21 Tote auf den Philippinen
Abu Sayyaf bekennt sich zu Bombenanschlag

Einen Tag nach dem schweren Bombenanschlag vor dem Flughafen der philippinischen Stadt Davao mit 21 Toten hat sich die militante Muslimgruppe Abu Sayyaf zu der Tat bekannt. In einem Telefoninterview sagte ein Sprecher der Gruppe am Mittwoch, Ziel des Anschlags sei Sabotage gewesen.

HB/dpa MANILA. Man habe keine Zivilisten treffen wollen. Unter den Toten ist auch ein amerikanischer Missionar. Mehr als 140 Menschen waren bei dem Attentat verletzt worden.

Abu-Sayyaf-Kommandant Hamsiraji Sali entschuldigte sich bei den Familien der Opfer. Seiner Gruppe tue es leid, was geschehen sei, sagte er. Die Bombe sei am falschen Platz deponiert worden. Abu Sayyaf hatte bereits vor mehreren Tagen angekündigt, auf der südlichen Insel Mindanao für "Ärger" sorgen zu wollen. Kurz nach dem Anschlag vor dem Flughafen war in der benachbarten Stadt Tagum ein zweiter Sprangsatz explodiert, der einen Menschen tötete.

In und um Davao wurden die Sicherheitskräfte nach dem Anschlag in höchste Alarmbereitschaft versetzt.
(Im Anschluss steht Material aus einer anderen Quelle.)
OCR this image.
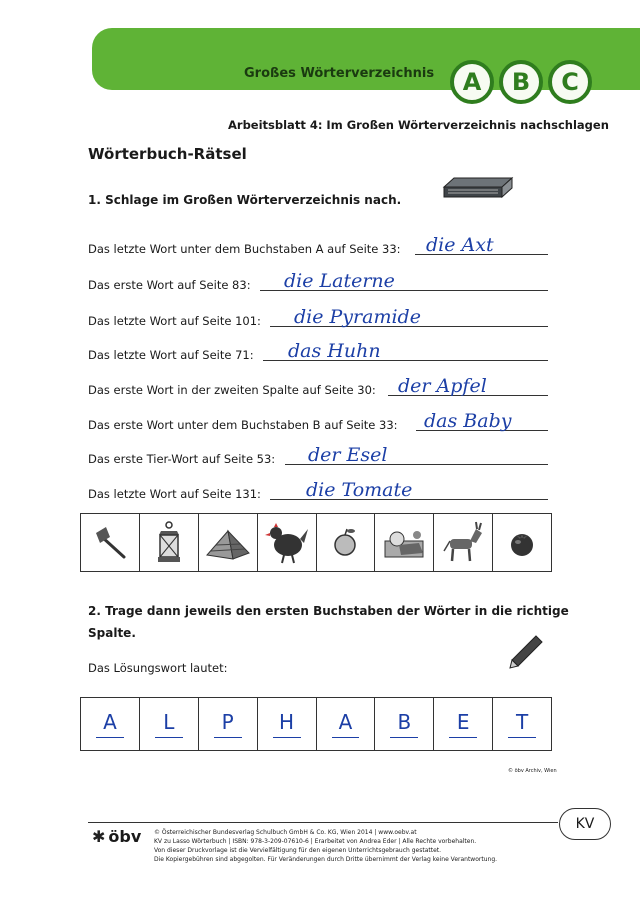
Großes Wörterverzeichnis	A	B	C
Arbeitsblatt 4: Im Großen Wörterverzeichnis nachschlagen
Wörterbuch-Rätsel
1. Schlage im Großen Wörterverzeichnis nach.
Das letzte Wort unter dem Buchstaben A auf Seite 33: die Axt
Das erste Wort auf Seite 83: die Laterne
Das letzte Wort auf Seite 101: die Pyramide
Das letzte Wort auf Seite 71: das Huhn
Das erste Wort in der zweiten Spalte auf Seite 30: der Apfel
Das erste Wort unter dem Buchstaben B auf Seite 33: das Baby
Das erste Tier-Wort auf Seite 53: der Esel
Das letzte Wort auf Seite 131: die Tomate
2. Trage dann jeweils den ersten Buchstaben der Wörter in die richtige
Spalte.
Das Lösungswort lautet:
A	L	P	H	A	B	E	T
© öbv Archiv, Wien
KV
✱ öbv © Österreichischer Bundesverlag Schulbuch GmbH & Co. KG, Wien 2014 | www.oebv.at
KV zu Lasso Wörterbuch | ISBN: 978-3-209-07610-6 | Erarbeitet von Andrea Eder | Alle Rechte vorbehalten.
Von dieser Druckvorlage ist die Vervielfältigung für den eigenen Unterrichtsgebrauch gestattet.
Die Kopiergebühren sind abgegolten. Für Veränderungen durch Dritte übernimmt der Verlag keine Verantwortung.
Im Stadtgebiet wurden zusätzliche Polizisten und Soldaten postiert. Die Abu Sayyaf ist wegen zahlreicher Morde und Entführungen im Süden des Landes berüchtigt. Vor drei Jahren sorgte sie weltweit für Schlagzeilen, als die Organisation eine Gruppe von westlichen Touristen für mehrere Monate verschleppte, darunter drei Mitglieder der Göttinger Familie Wallert.
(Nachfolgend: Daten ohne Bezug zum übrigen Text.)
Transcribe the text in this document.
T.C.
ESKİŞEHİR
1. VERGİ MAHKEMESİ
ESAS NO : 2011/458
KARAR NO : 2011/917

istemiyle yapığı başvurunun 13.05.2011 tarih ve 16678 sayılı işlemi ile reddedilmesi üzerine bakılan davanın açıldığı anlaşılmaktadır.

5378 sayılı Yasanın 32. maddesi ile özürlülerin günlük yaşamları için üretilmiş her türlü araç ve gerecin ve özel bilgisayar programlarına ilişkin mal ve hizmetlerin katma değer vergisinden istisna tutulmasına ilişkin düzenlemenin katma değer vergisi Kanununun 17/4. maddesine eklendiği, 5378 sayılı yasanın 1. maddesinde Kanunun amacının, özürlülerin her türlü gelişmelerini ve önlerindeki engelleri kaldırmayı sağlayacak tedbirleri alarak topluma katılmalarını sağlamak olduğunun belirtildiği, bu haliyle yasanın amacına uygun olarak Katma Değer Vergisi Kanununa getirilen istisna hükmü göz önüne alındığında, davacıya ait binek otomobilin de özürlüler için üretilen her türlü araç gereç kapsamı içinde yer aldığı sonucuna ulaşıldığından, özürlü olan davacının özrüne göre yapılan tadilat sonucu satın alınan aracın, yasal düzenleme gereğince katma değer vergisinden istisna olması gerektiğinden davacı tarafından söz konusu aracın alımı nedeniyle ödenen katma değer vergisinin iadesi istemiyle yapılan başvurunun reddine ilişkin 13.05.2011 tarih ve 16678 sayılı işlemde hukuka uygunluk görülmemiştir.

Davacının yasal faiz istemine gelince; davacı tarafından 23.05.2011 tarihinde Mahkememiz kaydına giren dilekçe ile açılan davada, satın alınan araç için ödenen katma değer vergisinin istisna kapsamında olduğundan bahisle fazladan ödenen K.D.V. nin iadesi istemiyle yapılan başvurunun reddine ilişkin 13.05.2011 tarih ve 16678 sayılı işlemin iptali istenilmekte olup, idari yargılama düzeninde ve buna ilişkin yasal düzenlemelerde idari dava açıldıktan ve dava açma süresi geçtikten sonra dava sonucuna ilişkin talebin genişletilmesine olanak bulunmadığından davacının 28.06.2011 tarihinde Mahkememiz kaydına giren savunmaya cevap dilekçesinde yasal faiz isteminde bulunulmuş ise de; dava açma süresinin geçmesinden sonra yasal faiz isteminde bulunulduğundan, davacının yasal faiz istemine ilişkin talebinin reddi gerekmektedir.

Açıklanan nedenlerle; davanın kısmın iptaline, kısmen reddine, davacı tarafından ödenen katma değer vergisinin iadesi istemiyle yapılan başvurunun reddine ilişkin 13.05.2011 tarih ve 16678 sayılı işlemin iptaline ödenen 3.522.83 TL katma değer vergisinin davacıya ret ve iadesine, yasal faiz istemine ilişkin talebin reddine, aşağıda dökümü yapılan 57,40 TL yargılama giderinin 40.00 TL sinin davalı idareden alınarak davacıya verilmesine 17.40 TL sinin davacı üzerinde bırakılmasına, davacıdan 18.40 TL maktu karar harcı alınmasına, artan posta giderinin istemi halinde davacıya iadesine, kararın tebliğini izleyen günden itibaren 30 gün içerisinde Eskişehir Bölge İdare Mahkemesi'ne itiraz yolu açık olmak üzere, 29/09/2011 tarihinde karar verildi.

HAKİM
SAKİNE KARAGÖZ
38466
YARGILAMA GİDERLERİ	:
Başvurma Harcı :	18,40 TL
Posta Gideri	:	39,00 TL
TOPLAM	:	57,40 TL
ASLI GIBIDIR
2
Der US-Missionar, der bei dem Anschlag ums Leben kam, war gerade in Davao eingetroffen. Daneben wurde eine Amerikanerin und ihre beiden kleinen Kinder verletzt. US-Präsident George W. Bush verurteilte das Attentat scharf und sagte den philippinischen Behörden Hilfe bei der Aufklärung zu.

Die Fahnder vermuten, dass der Sprengstoff TNT für die Flughafen- Bombe verwendet wurde, die in einem Rucksack versteckt war. "Nach Angaben von Überlebenden gab es schwarzen Rauch und eine gelbliche Stichflamme, wie es nur von TNT bekannt ist", sagte Polizeichef Edgardo Aglipay. Es müssten aber noch Labortests abgewartet werden.

Bereits vor eineinhalb Wochen war bei einem Bombenanschlag vor dem Flughafen der südphilippinischen Stadt Datu Odin Sinsuat ein Mensch getötet worden. Fünf Stunden zuvor war eine Bombe auf einem Markt in dem Ort Kabacan detoniert und hatte vermutlich den Attentäter selbst getötet. Die Behörden hatten die Moro-Islamische Befreiungsfront für den Anschlag verantwortlich gemacht, was diese jedoch zurückwies.